Anyway give it a whirl I'm sure it won't hurt your system as I believe
XOSL can actually be run standalone from CD or floppy.....Anyway, give
it a read.........
 
T

Tony Eva

ByTor said:
Tony, I would suggest this as you may have a conflict with "two" active
OS's at once confusing your system.......The status on the 2nd drive has
to be changed, once done you can have XOSL set to view your second
drives OS partition viewed with your first...........

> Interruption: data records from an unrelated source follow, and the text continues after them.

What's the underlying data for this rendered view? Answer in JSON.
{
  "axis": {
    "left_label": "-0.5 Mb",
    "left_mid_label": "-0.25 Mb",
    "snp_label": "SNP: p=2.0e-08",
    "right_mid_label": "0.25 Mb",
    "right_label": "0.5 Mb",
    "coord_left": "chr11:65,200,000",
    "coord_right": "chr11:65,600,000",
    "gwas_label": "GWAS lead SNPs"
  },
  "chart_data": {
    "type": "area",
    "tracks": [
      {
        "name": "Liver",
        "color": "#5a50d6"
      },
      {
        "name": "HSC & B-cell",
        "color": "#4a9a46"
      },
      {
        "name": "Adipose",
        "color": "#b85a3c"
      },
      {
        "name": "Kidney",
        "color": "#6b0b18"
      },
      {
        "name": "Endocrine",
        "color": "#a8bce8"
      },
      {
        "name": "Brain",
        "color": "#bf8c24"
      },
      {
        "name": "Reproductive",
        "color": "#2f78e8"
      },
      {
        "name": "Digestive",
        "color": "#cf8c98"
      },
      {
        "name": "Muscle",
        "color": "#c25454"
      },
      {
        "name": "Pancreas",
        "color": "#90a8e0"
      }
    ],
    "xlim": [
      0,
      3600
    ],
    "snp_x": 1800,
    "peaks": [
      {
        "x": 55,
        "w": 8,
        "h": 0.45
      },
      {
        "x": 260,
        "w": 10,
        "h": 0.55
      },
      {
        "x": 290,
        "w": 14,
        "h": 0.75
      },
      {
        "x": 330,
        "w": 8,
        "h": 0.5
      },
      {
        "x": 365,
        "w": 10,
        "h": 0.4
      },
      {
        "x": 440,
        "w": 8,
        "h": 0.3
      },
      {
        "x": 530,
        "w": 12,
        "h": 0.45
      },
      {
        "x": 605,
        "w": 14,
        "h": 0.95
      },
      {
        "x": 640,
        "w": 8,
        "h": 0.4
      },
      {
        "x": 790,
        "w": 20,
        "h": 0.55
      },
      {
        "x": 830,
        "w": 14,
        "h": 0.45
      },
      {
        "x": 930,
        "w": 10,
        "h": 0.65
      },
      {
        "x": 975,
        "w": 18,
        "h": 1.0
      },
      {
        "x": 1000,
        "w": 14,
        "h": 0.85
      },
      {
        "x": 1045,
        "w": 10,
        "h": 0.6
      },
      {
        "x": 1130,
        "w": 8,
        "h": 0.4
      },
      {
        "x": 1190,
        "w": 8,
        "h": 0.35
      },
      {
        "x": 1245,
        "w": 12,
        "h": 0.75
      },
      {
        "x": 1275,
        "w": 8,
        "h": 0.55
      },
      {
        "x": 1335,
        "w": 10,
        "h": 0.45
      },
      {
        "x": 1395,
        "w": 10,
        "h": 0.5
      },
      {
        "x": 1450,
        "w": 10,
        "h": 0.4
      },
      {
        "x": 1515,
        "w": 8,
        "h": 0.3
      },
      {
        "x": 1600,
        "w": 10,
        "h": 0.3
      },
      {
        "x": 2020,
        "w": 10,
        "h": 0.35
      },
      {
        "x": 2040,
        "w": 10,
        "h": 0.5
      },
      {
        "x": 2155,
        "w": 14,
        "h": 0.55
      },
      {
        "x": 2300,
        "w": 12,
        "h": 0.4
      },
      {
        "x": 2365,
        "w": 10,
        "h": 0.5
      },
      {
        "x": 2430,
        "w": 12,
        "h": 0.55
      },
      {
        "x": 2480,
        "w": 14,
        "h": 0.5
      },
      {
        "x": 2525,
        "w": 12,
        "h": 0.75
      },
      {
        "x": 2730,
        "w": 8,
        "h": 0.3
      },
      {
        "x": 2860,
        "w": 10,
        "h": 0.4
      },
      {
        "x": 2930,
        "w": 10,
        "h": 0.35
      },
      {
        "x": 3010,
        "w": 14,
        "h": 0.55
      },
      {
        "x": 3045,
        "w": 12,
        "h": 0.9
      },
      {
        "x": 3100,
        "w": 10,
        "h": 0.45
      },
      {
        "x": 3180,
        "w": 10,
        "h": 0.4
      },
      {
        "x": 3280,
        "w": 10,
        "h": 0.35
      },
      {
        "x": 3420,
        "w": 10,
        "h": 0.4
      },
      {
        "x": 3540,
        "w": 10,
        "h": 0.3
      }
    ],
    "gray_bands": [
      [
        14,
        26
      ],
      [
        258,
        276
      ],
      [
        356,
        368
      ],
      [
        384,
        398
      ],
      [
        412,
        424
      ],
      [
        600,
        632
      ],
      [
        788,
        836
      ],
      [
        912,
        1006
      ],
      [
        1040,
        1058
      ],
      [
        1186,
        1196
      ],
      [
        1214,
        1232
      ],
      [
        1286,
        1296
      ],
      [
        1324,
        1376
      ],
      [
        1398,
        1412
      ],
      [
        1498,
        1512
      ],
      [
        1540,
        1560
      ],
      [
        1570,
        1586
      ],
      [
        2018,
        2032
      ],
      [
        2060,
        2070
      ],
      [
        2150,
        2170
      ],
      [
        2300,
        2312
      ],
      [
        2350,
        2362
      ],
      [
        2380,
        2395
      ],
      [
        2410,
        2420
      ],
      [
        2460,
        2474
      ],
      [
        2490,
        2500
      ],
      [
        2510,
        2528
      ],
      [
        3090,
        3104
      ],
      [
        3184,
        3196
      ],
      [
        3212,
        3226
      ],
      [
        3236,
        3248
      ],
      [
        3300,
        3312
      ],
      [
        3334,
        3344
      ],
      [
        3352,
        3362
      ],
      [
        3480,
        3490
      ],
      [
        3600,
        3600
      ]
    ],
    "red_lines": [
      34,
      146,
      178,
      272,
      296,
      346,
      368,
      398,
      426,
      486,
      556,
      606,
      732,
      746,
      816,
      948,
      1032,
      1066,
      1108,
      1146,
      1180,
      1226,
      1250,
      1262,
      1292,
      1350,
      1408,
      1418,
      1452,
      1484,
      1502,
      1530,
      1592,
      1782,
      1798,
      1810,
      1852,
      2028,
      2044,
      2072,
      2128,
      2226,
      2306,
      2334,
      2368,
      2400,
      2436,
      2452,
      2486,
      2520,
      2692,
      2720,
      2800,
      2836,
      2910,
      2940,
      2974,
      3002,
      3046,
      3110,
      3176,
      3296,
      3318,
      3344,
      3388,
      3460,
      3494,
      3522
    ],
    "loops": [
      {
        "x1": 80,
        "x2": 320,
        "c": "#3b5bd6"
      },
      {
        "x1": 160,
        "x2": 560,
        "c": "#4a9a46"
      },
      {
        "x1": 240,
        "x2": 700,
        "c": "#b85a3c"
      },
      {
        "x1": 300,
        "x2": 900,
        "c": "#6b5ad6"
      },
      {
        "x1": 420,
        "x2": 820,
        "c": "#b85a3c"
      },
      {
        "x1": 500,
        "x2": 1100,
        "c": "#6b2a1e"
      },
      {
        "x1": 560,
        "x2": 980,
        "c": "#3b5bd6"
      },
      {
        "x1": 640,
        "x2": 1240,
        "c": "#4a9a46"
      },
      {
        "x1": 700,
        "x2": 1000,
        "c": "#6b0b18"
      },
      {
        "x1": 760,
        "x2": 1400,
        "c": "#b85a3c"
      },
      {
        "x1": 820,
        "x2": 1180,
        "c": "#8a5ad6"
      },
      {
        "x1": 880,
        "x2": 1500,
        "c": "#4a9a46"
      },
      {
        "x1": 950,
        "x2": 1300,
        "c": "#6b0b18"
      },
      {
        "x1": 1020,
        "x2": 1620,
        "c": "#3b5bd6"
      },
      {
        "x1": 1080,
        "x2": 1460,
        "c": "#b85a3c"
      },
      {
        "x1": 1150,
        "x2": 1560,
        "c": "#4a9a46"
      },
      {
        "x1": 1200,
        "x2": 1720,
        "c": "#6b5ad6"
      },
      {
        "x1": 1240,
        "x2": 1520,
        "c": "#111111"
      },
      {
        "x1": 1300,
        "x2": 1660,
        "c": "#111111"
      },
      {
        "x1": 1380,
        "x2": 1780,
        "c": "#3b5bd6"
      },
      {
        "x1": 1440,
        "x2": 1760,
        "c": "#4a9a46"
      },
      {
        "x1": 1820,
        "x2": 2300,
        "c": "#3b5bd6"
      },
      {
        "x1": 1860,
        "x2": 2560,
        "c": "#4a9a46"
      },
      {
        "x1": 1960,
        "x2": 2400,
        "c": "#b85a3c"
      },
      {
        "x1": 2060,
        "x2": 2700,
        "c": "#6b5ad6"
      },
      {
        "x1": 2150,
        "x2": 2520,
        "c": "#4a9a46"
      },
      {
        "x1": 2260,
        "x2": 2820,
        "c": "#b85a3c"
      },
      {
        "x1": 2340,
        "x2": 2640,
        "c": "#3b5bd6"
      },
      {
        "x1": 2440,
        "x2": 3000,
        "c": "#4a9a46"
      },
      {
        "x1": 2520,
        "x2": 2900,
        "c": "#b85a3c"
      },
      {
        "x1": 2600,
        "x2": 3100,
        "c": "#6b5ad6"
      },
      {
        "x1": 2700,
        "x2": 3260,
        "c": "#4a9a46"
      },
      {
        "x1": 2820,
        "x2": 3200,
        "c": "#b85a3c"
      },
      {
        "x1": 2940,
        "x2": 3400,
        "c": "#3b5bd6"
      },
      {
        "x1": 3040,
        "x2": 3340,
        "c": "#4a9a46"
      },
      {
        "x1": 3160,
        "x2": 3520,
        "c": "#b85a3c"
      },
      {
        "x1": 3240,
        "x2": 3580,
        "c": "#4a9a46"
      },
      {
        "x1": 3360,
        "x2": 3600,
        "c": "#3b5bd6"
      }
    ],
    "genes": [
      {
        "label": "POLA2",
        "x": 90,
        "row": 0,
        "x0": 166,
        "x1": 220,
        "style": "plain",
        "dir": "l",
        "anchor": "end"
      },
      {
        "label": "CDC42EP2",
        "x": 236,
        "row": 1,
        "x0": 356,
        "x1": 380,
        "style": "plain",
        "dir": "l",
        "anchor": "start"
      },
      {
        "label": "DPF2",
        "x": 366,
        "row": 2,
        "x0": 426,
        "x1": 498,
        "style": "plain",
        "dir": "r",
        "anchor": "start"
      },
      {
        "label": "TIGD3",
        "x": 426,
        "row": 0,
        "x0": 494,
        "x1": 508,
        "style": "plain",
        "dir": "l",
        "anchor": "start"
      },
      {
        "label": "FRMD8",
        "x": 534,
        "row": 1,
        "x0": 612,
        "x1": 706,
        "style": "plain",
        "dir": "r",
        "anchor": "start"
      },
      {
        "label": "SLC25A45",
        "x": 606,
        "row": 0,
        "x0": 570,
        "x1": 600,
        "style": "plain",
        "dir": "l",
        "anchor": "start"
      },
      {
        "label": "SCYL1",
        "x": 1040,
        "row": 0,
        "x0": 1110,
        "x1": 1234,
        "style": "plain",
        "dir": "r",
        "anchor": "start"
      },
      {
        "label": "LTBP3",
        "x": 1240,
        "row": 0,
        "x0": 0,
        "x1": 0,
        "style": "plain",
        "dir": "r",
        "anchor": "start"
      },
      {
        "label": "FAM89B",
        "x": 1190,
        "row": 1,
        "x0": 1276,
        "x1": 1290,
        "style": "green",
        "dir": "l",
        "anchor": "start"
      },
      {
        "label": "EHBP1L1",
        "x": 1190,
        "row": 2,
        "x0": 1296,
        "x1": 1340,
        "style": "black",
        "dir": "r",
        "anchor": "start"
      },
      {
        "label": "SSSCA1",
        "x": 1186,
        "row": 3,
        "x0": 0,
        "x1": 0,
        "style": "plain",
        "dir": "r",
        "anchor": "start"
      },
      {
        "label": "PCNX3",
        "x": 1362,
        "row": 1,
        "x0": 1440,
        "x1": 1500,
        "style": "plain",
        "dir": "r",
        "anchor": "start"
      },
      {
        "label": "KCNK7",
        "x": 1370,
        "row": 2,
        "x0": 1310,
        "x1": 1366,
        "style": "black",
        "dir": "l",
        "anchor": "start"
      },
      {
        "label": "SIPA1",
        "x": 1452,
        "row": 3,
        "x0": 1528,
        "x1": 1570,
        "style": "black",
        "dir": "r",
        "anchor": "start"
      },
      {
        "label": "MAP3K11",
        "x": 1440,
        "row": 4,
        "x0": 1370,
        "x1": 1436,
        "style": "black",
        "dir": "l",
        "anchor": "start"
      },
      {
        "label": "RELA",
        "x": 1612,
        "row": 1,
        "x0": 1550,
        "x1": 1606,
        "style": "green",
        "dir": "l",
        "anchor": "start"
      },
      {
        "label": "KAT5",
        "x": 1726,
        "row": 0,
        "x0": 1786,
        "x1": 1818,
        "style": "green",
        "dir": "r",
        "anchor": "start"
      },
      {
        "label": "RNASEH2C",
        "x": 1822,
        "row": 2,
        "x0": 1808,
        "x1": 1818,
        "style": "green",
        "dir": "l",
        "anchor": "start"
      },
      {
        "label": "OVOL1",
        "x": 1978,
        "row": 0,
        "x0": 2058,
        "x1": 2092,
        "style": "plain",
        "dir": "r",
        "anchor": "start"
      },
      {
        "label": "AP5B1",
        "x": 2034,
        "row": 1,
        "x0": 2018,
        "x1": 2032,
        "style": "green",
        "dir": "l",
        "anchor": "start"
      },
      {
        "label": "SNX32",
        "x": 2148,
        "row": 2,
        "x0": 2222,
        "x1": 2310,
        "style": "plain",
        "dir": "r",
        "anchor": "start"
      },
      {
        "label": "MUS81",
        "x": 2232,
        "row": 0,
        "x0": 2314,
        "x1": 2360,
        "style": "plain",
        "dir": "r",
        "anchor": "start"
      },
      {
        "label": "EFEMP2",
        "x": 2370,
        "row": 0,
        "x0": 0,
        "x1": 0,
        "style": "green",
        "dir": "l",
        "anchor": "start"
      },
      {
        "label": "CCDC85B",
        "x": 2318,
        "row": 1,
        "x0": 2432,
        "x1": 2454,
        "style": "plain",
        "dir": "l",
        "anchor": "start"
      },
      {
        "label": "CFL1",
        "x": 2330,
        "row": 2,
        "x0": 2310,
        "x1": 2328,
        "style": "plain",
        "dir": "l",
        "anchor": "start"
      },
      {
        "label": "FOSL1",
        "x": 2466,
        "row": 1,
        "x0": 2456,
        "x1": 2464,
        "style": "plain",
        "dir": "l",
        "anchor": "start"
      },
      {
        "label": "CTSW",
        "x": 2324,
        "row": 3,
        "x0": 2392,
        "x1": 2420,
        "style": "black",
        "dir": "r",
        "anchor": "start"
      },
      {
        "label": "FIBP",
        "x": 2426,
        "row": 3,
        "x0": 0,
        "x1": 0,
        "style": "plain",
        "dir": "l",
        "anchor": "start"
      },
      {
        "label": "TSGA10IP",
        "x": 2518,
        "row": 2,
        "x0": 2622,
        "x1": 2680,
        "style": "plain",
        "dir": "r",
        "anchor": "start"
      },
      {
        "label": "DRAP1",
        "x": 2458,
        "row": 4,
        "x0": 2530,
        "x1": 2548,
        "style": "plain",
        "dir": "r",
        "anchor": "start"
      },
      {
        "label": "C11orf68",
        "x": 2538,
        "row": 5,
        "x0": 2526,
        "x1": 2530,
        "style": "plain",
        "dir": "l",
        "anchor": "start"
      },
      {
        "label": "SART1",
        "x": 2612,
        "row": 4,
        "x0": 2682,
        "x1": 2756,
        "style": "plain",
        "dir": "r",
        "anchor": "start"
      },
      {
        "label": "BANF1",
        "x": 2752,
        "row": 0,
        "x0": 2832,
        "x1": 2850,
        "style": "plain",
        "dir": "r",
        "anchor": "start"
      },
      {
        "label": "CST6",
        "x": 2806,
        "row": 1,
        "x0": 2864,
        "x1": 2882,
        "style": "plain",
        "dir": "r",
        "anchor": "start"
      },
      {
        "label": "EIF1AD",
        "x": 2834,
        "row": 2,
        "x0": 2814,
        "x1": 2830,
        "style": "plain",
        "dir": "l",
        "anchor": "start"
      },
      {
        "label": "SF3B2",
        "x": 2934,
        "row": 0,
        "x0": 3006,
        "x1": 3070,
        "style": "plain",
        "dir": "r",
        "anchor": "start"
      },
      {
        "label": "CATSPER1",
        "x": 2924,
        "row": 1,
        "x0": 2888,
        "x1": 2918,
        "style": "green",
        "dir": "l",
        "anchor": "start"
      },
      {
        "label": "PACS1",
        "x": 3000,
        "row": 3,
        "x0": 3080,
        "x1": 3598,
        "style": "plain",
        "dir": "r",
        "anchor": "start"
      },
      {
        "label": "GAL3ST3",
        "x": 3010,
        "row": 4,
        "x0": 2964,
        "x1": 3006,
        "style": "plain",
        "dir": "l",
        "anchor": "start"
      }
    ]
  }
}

http://www2.arnes.si/~fkomar/xosl.org/

Give it a little read though.....I'm only taking a shot here as I have
had this happen to me on several occasions with other machines....Than
again I use other methods that might not be available for ya....$$$$$$

Anyway give it a whirl I'm sure it won't hurt your system as I believe
XOSL can actually be run standalone from CD or floppy.....Anyway, give
it a read.........

Thanks for the info, XOSL looks useful and I'll read up on it a bit
more.

I have now (sort of) solved my problem by using INSERT
(www.inside-security.de/insert_en.html) which can see both HDs
without any problems. By mounting the new drive using the captive
file system, I can get NTFS write access to it and I'm able to copy
from the old to the new. It's very very slow though (only about
50kB/sec transfer rate) so it'd be useful to know about a better way.

Thanks for the help.
 
B

ByTor

Thanks for the info, XOSL looks useful and I'll read up on it a bit
more.

I have now (sort of) solved my problem by using INSERT
(www.inside-security.de/insert_en.html) which can see both HDs
without any problems. By mounting the new drive using the captive
file system, I can get NTFS write access to it and I'm able to copy
from the old to the new. It's very very slow though (only about
50kB/sec transfer rate) so it'd be useful to know about a better way.

Thanks for the help.

Hmmmm, looks useful..never heard of it though.....Me personally I would
quickly use PartitionMagic to check the status of the old drive and
change it to inactive......Anyway, I'd still give XOSL a shot, it's not
as hard as it looks...........
I noticed people have been suggesting proper pin configurations on the
drives, I take it you have done this? Have you tried "cable
select"....Believe it or not I've had dopey drives in the past that one
or a combo would not play nice together unless I used the cable select
option.............

Good Luck.....
 
R

Ron Sommer

ByTor said:
Hmmmm, looks useful..never heard of it though.....Me personally I would
quickly use PartitionMagic to check the status of the old drive and
change it to inactive......Anyway, I'd still give XOSL a shot, it's not
as hard as it looks...........
I noticed people have been suggesting proper pin configurations on the
drives, I take it you have done this? Have you tried "cable
select"....Believe it or not I've had dopey drives in the past that one
or a combo would not play nice together unless I used the cable select
option.............

Good Luck.....

The OP stated the drive was placed on the secondary IDE cable and the
computer still wouldn't boot.

I have had drives go bad and will stop an operating system from booting even
when connected to the secondary IDE.